I was born at home in Leicester (pronounced Lester), England on March 6, 1929.

We (my husband Harold and I, and our two year old daughter, Judith) first came to Woods Hole in the summer of 1961 when Harold, then a graduate student at Harvard University, had a summer grant to work in Woods Hole with Professor Columbus Iselin at WHOI.

Since 2003, I am professor emerita of History and Education at Syracuse University, where, after stepping down as Dean of the School of Education in 1989, I taught the history of higher education and issues of conflict resolution in schools. During my career I also taught at Carnegie-Mellon University, where I was the Director of Teacher Education, and at Rutgers University where I was Chair of the Education Department at Douglass College and then, later, Director of the Women's Studies Program for the New Brunswick campus. I served as President of the (American and Canadian) History of Education Society, 1985-86, and of the American Educational Studies Association, 1995-96.

Since retiring fully at the end of 2005, I have given more time to writing poetry than I did while working, and I have published two new books of my poems (2009 and 2014) and completed a book with a friend on contemporary Jewish thought (2011). I have also been trying my hand at playwriting.

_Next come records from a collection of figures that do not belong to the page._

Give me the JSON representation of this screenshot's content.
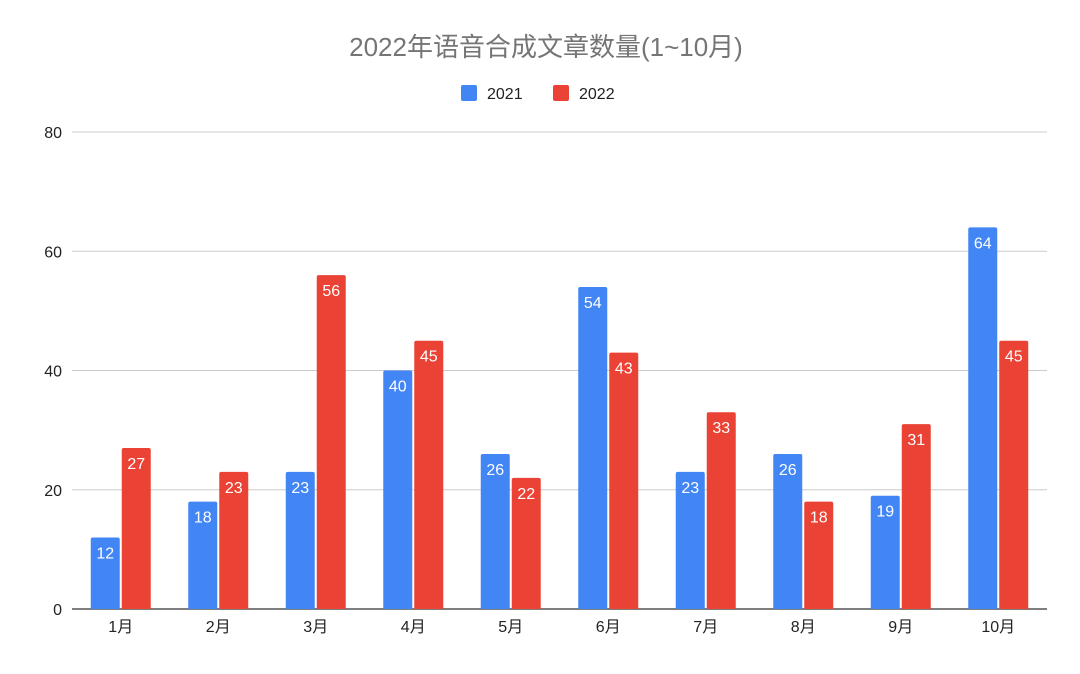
{
  "chart_data": {
    "type": "bar",
    "title": "2022年语音合成文章数量(1~10月)",
    "xlabel": "",
    "ylabel": "",
    "categories": [
      "1月",
      "2月",
      "3月",
      "4月",
      "5月",
      "6月",
      "7月",
      "8月",
      "9月",
      "10月"
    ],
    "series": [
      {
        "name": "2021",
        "color": "#4285F4",
        "values": [
          12,
          18,
          23,
          40,
          26,
          54,
          23,
          26,
          19,
          64
        ]
      },
      {
        "name": "2022",
        "color": "#EA4335",
        "values": [
          27,
          23,
          56,
          45,
          22,
          43,
          33,
          18,
          31,
          45
        ]
      }
    ],
    "ylim": [
      0,
      80
    ],
    "yticks": [
      0,
      20,
      40,
      60,
      80
    ],
    "grid": true,
    "legend_position": "top-center",
    "data_labels": true
  }
}
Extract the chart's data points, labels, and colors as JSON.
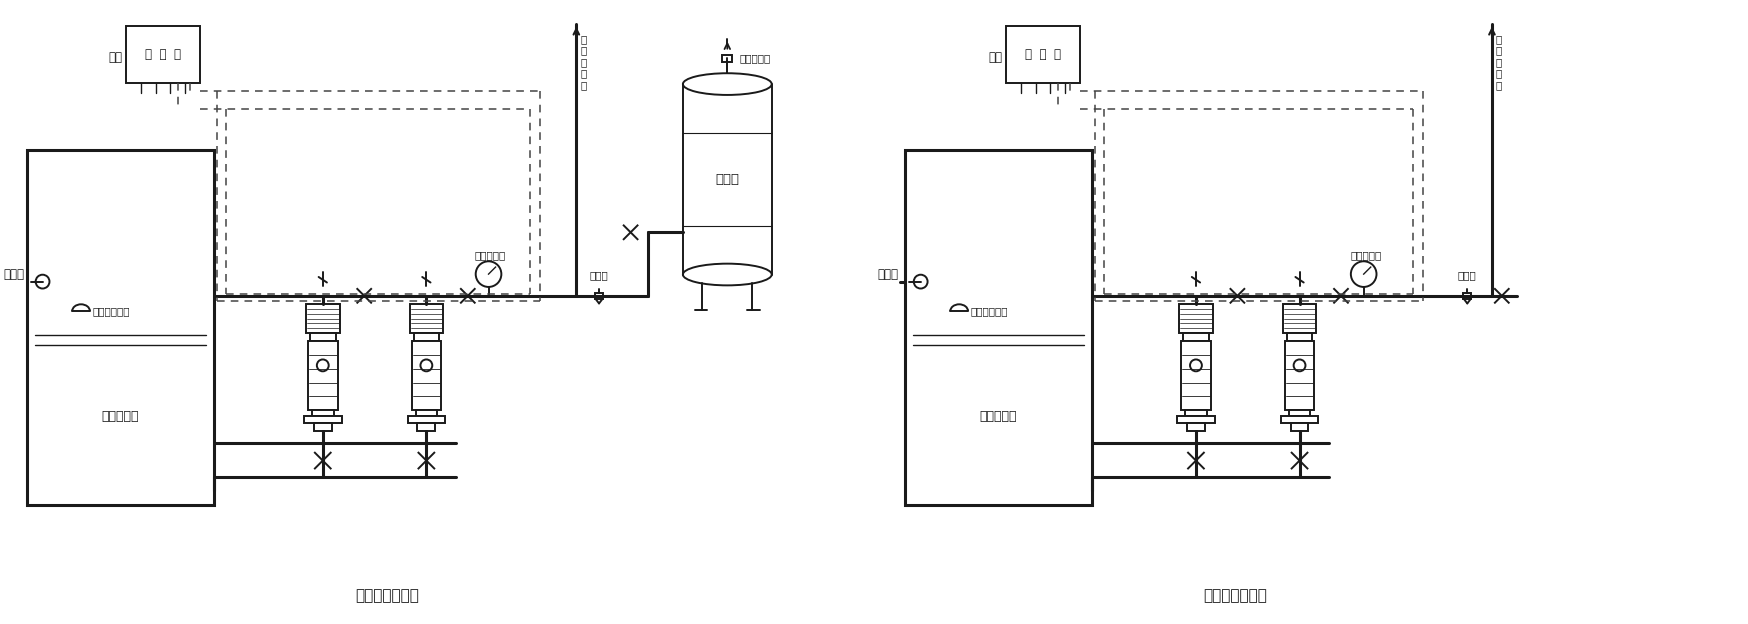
{
  "line_color": "#1a1a1a",
  "dashed_color": "#444444",
  "title1": "有缓冲器示意图",
  "title2": "无缓冲器示意图",
  "label_变频柜": "变  频  柜",
  "label_电源": "电源",
  "label_自来水": "自来水",
  "label_低水位保护器": "低水位保护器",
  "label_远传压力表": "远传压力表",
  "label_安全阀": "安全阀",
  "label_自动排气阀": "自动排气阀",
  "label_缓冲器": "缓冲器",
  "label_水池或水箱": "水池或水箱",
  "label_管道出水管": "管\n道\n出\n水\n管",
  "font_size_label": 8.5,
  "font_size_title": 11,
  "font_size_small": 7.5
}
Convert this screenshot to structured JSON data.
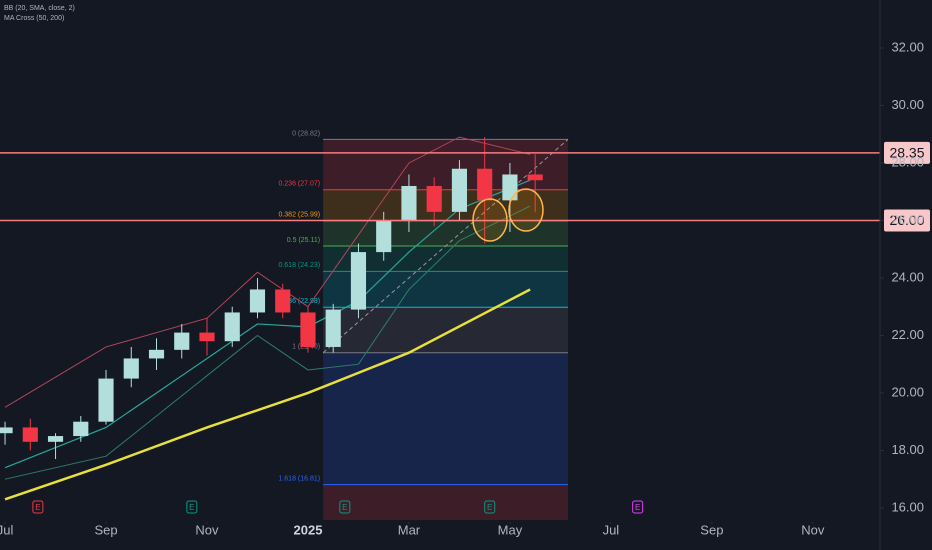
{
  "chart_data": {
    "type": "candlestick",
    "legend": [
      "BB (20, SMA, close, 2)",
      "MA Cross (50, 200)"
    ],
    "x": [
      0,
      0.5,
      1,
      1.5,
      2,
      2.5,
      3,
      3.5,
      4,
      4.5,
      5,
      5.5,
      6,
      6.5,
      7,
      7.5,
      8,
      8.5,
      9,
      9.5,
      10,
      10.5
    ],
    "open": [
      18.6,
      18.8,
      18.3,
      18.5,
      19.0,
      20.5,
      21.2,
      21.5,
      22.1,
      21.8,
      22.8,
      23.6,
      22.8,
      21.6,
      22.9,
      24.9,
      26.0,
      27.2,
      26.3,
      27.8,
      26.7,
      27.6
    ],
    "high": [
      19.0,
      19.1,
      18.6,
      19.2,
      20.8,
      21.6,
      21.9,
      22.4,
      22.6,
      23.0,
      24.0,
      23.8,
      23.0,
      23.1,
      25.2,
      26.3,
      27.6,
      27.5,
      28.1,
      28.9,
      28.0,
      28.3
    ],
    "low": [
      18.2,
      18.0,
      17.7,
      18.3,
      18.9,
      20.2,
      20.8,
      21.2,
      21.3,
      21.6,
      22.6,
      22.6,
      21.4,
      21.4,
      22.6,
      24.6,
      25.6,
      25.8,
      26.0,
      25.2,
      25.6,
      26.3
    ],
    "close": [
      18.8,
      18.3,
      18.5,
      19.0,
      20.5,
      21.2,
      21.5,
      22.1,
      21.8,
      22.8,
      23.6,
      22.8,
      21.6,
      22.9,
      24.9,
      26.0,
      27.2,
      26.3,
      27.8,
      26.7,
      27.6,
      27.4
    ],
    "up_color": "#b2dfdb",
    "down_color": "#f23645",
    "xlim": [
      -0.1,
      17.33
    ],
    "xticks": [
      {
        "value": 0,
        "label": "Jul"
      },
      {
        "value": 2,
        "label": "Sep"
      },
      {
        "value": 4,
        "label": "Nov"
      },
      {
        "value": 6,
        "label": "2025"
      },
      {
        "value": 8,
        "label": "Mar"
      },
      {
        "value": 10,
        "label": "May"
      },
      {
        "value": 12,
        "label": "Jul"
      },
      {
        "value": 14,
        "label": "Sep"
      },
      {
        "value": 16,
        "label": "Nov"
      }
    ],
    "ylim": [
      15.58,
      33.67
    ],
    "yticks": [
      {
        "value": 16,
        "label": "16.00"
      },
      {
        "value": 18,
        "label": "18.00"
      },
      {
        "value": 20,
        "label": "20.00"
      },
      {
        "value": 22,
        "label": "22.00"
      },
      {
        "value": 24,
        "label": "24.00"
      },
      {
        "value": 26,
        "label": "26.00"
      },
      {
        "value": 28,
        "label": "28.00"
      },
      {
        "value": 30,
        "label": "30.00"
      },
      {
        "value": 32,
        "label": "32.00"
      }
    ],
    "overlays": [
      {
        "color": "#e8e03a",
        "width": 2.5,
        "x": [
          0,
          2,
          4,
          6,
          8,
          10.4
        ],
        "values": [
          16.3,
          17.5,
          18.8,
          20.0,
          21.4,
          23.6
        ]
      },
      {
        "color": "#26a69a",
        "width": 1.2,
        "x": [
          0,
          2,
          4,
          5,
          6,
          7,
          8,
          9,
          10.4
        ],
        "values": [
          17.4,
          18.8,
          21.2,
          22.4,
          22.3,
          23.2,
          24.9,
          26.4,
          27.4
        ]
      },
      {
        "color": "#b2455a",
        "width": 1,
        "x": [
          0,
          2,
          4,
          5,
          6,
          7,
          8,
          9,
          10.4
        ],
        "values": [
          19.5,
          21.6,
          22.6,
          24.2,
          23.0,
          25.5,
          28.0,
          28.9,
          28.3
        ]
      },
      {
        "color": "#2e7d6a",
        "width": 1,
        "x": [
          0,
          2,
          4,
          5,
          6,
          7,
          8,
          9,
          10.4
        ],
        "values": [
          17.0,
          17.8,
          20.6,
          22.0,
          20.8,
          21.0,
          23.6,
          25.3,
          26.5
        ]
      }
    ],
    "hlines": [
      28.35,
      {
        "value": 26,
        "label": "26.00"
      }
    ],
    "hline_color": "#f77c80",
    "fib": {
      "x": [
        6.3,
        11.15
      ],
      "levels": [
        {
          "label": "0 (28.82)",
          "value": 28.82,
          "color": "#787b86"
        },
        {
          "label": "0.236 (27.07)",
          "value": 27.07,
          "color": "#f23645"
        },
        {
          "label": "0.382 (25.99)",
          "value": 25.99,
          "color": "#ff9800"
        },
        {
          "label": "0.5 (25.11)",
          "value": 25.11,
          "color": "#4caf50"
        },
        {
          "label": "0.618 (24.23)",
          "value": 24.23,
          "color": "#089981"
        },
        {
          "label": "0.786 (22.98)",
          "value": 22.98,
          "color": "#00bcd4"
        },
        {
          "label": "1 (21.40)",
          "value": 21.4,
          "color": "#787b86"
        },
        {
          "label": "1.618 (16.81)",
          "value": 16.81,
          "color": "#2962ff"
        }
      ]
    },
    "events": [
      {
        "x": 0.65,
        "label": "E",
        "color": "#f23645"
      },
      {
        "x": 3.7,
        "label": "E",
        "color": "#089981"
      },
      {
        "x": 6.73,
        "label": "E",
        "color": "#089981"
      },
      {
        "x": 9.6,
        "label": "E",
        "color": "#089981"
      },
      {
        "x": 12.53,
        "label": "E",
        "color": "#e040fb"
      }
    ]
  }
}
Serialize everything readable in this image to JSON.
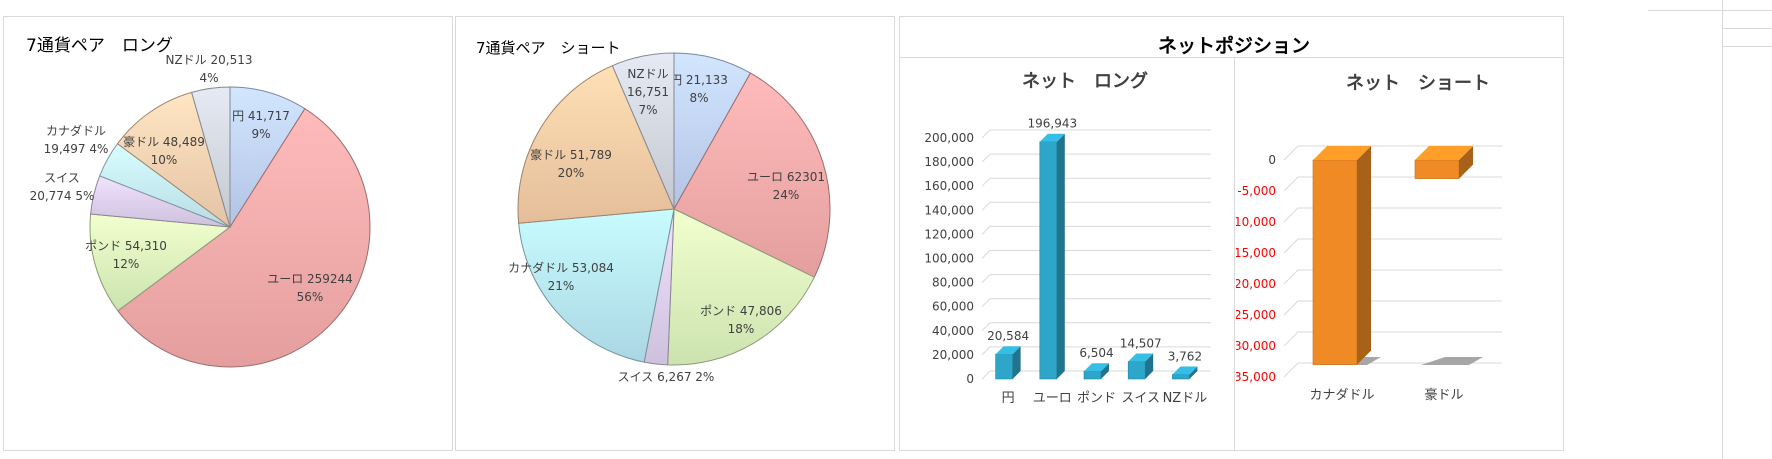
{
  "chart_data": [
    {
      "type": "pie",
      "title": "7通貨ペア　ロング",
      "slices": [
        {
          "name": "円",
          "value": 41717,
          "value_label": "41,717",
          "pct": "9%",
          "color": "#c6d9fd"
        },
        {
          "name": "ユーロ",
          "value": 259244,
          "value_label": "259244",
          "pct": "56%",
          "color": "#fdb0b0"
        },
        {
          "name": "ポンド",
          "value": 54310,
          "value_label": "54,310",
          "pct": "12%",
          "color": "#e3fcc2"
        },
        {
          "name": "スイス",
          "value": 20774,
          "value_label": "20,774",
          "pct": "5%",
          "color": "#e4d6f5"
        },
        {
          "name": "カナダドル",
          "value": 19497,
          "value_label": "19,497",
          "pct": "4%",
          "color": "#ccf3fd"
        },
        {
          "name": "豪ドル",
          "value": 48489,
          "value_label": "48,489",
          "pct": "10%",
          "color": "#fdd9b8"
        },
        {
          "name": "NZドル",
          "value": 20513,
          "value_label": "20,513",
          "pct": "4%",
          "color": "#d9dde6"
        }
      ]
    },
    {
      "type": "pie",
      "title": "7通貨ペア　ショート",
      "slices": [
        {
          "name": "円",
          "value": 21133,
          "value_label": "21,133",
          "pct": "8%",
          "color": "#c6d9fd"
        },
        {
          "name": "ユーロ",
          "value": 62301,
          "value_label": "62301",
          "pct": "24%",
          "color": "#fdb0b0"
        },
        {
          "name": "ポンド",
          "value": 47806,
          "value_label": "47,806",
          "pct": "18%",
          "color": "#e3fcc2"
        },
        {
          "name": "スイス",
          "value": 6267,
          "value_label": "6,267",
          "pct": "2%",
          "color": "#e4d6f5"
        },
        {
          "name": "カナダドル",
          "value": 53084,
          "value_label": "53,084",
          "pct": "21%",
          "color": "#bdeefc"
        },
        {
          "name": "豪ドル",
          "value": 51789,
          "value_label": "51,789",
          "pct": "20%",
          "color": "#fdd3ab"
        },
        {
          "name": "NZドル",
          "value": 16751,
          "value_label": "16,751",
          "pct": "7%",
          "color": "#d9dde6"
        }
      ]
    },
    {
      "type": "bar",
      "title": "ネット　ロング",
      "categories": [
        "円",
        "ユーロ",
        "ポンド",
        "スイス",
        "NZドル"
      ],
      "values": [
        20584,
        196943,
        6504,
        14507,
        3762
      ],
      "value_labels": [
        "20,584",
        "196,943",
        "6,504",
        "14,507",
        "3,762"
      ],
      "ylim": [
        0,
        200000
      ],
      "yticks": [
        "0",
        "20,000",
        "40,000",
        "60,000",
        "80,000",
        "100,000",
        "120,000",
        "140,000",
        "160,000",
        "180,000",
        "200,000"
      ],
      "color": "#2ea6c9"
    },
    {
      "type": "bar",
      "title": "ネット　ショート",
      "categories": [
        "カナダドル",
        "豪ドル"
      ],
      "values": [
        -33000,
        -3000
      ],
      "ylim": [
        -35000,
        0
      ],
      "yticks": [
        "0",
        "-5,000",
        "-10,000",
        "-15,000",
        "-20,000",
        "-25,000",
        "-30,000",
        "-35,000"
      ],
      "color": "#f08a24"
    }
  ],
  "header": {
    "title": "ネットポジション"
  }
}
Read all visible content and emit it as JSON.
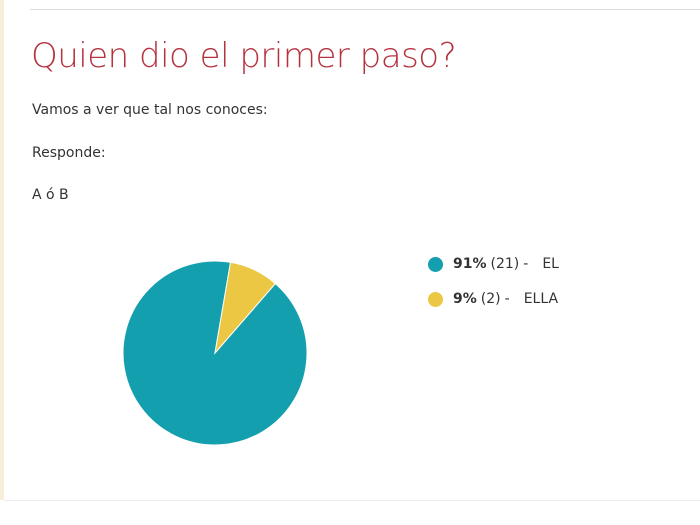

My connection with Woods Hole has been enriched in many ways:

  • through my children's and my grandchildren's association with the Children's School of Science -- (long ago, I served as chair of the Optics Committee);
  • through the library and the many functions I've attended there as well as through friendship with the librarians I have known over the years;
  • through the Friday night lectures and other MBL and WHOI activities each summer;
  • through the many friends we have made from along the roads in the village, and on the beach -- mainly on MBL Beach;
  • through all the activities each of us has engaged in over the last 53 years;
  • through my poetry readings and the readings by other poets, especially those given by the late Herman Ward;
  • and through the Tuesday evening singing sessions for the children (and their parents!). The tunes we all still sing, such as "It's good to be in Woods Hole!" -- these songs are an integral part of my "belonging" to Woods Hole.